Thermal annuloplasty is an adjunctive procedure that uses bipolar electro-thermal energy (radiofrequency and/or laser) to ablate or depopulate the sensitized pain nociceptors in the annulus, ablate any inflammatory/grannualtion tissue that has grown into the annulus, and to shrink and tighten the stretched or torn collagen fibers of the annulus. The annulus is the outer portion of the disc and is composed of many concentric layers that are arranged similarly to the plies of a radial tire. Thus, the weakened annulus or defect left by the disc herniation is contracted and possibly sealed from within the disc.

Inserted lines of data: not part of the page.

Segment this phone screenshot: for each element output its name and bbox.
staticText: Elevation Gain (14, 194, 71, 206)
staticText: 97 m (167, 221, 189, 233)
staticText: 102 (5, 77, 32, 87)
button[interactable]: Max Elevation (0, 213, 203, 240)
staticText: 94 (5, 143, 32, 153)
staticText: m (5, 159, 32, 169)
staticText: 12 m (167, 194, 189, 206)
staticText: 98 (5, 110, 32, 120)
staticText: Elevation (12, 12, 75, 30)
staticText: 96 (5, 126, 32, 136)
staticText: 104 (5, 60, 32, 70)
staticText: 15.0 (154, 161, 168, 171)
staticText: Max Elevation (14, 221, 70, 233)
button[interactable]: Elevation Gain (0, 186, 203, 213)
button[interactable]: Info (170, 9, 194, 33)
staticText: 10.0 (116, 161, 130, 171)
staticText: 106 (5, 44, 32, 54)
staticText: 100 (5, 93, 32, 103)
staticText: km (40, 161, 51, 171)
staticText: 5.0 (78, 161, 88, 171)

This combination procedure and the endoscopic system used to perform the unique procedure is pioneered and developed in India by Dr. Satish Chandra Gore. This state of the art technique is an evolution from the technique originally described by Dr. Young and Parviz Kambin called Arthroscopic Microdiscectomy (AMD).
There are other electro-thermal techniques utilized for painful, bulging degenerative discs and annular tears called IDET and Nucleoplasty/Coblation. SED and thermal annuloplasty, however, is NOT the same. SED is different because it is a visualized endoscopic surgical method (like knee arthroscopy) that is designed to visualize the patho-anatomy of the disc, spinal canal, and the adjacent nerves. These other percutaneous procedures are only fluoroscopically guided and are termed “blind” procedures. Consequently, SED can be used for pain caused by contained or non-contained (extruded) disc herniations, and sometimes works as well for discogenic back pain that is not responsive to non-operative treatment.